The Drug Interaction Ontology (DINTO) ontology developed by Herrero-Zazo et al (University Carlos III, Madrid) was presented during the workshop. This models drug-to-drug interactions and their mechanisms.

The DisGenNET ontology describes gene-disease association concepts allowing users to find links between diseases and genes more easily.

Integration of existing datasets

The SALUS architecture enables effective integration and utilization of electronic health record data. In the application described in the demo they used it to integrate background patient information with data on adverse drug events to improve the quality collected on these events.

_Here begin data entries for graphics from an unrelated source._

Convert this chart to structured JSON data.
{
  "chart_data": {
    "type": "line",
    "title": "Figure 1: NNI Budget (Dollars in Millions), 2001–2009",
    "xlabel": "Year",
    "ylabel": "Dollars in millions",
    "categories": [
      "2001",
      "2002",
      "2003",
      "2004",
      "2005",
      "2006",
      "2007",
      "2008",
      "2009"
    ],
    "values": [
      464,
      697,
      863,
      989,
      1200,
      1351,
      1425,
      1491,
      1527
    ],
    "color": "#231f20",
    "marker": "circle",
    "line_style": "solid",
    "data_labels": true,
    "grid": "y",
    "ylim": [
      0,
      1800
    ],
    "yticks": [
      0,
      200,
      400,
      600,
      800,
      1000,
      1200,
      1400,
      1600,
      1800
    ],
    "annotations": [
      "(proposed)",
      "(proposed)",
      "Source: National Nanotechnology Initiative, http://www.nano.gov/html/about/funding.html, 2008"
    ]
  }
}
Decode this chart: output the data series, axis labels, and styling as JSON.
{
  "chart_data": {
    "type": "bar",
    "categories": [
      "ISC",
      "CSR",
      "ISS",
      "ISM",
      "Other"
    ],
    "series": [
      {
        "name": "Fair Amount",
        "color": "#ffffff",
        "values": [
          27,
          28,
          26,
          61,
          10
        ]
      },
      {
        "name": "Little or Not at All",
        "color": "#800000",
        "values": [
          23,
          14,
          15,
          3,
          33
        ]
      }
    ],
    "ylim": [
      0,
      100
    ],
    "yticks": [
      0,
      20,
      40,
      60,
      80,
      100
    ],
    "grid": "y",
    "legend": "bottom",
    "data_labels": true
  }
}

Exploration and querying of datasets

The Open PHACTS project is an EU funded project which is aiming to reduce barriers in drug discovery by developing a platform which integrates and semantically annotates pharmacological data from a variety of sources. It consists of 28 different partners (Academic, Pharma, and Biotech companies). The Open PHACTS Explorer was presented during the workshop and is a web application that supports drug discovery via the Open PHACTS API without requiring knowledge of SPARQL or RDF.  This enables novice users to focusing on searching the data rather than writing the queries. A number of publically available pharmacological and physiochemical data are included in the Open PHACTS Explorer.

Kumar at al described a novel framework which can discover latent semantics in high-dimensional web data; this helps to improve the quality of results returned by search engines. The tool has been tested by researchers

performing semantic searches of the PubMed database.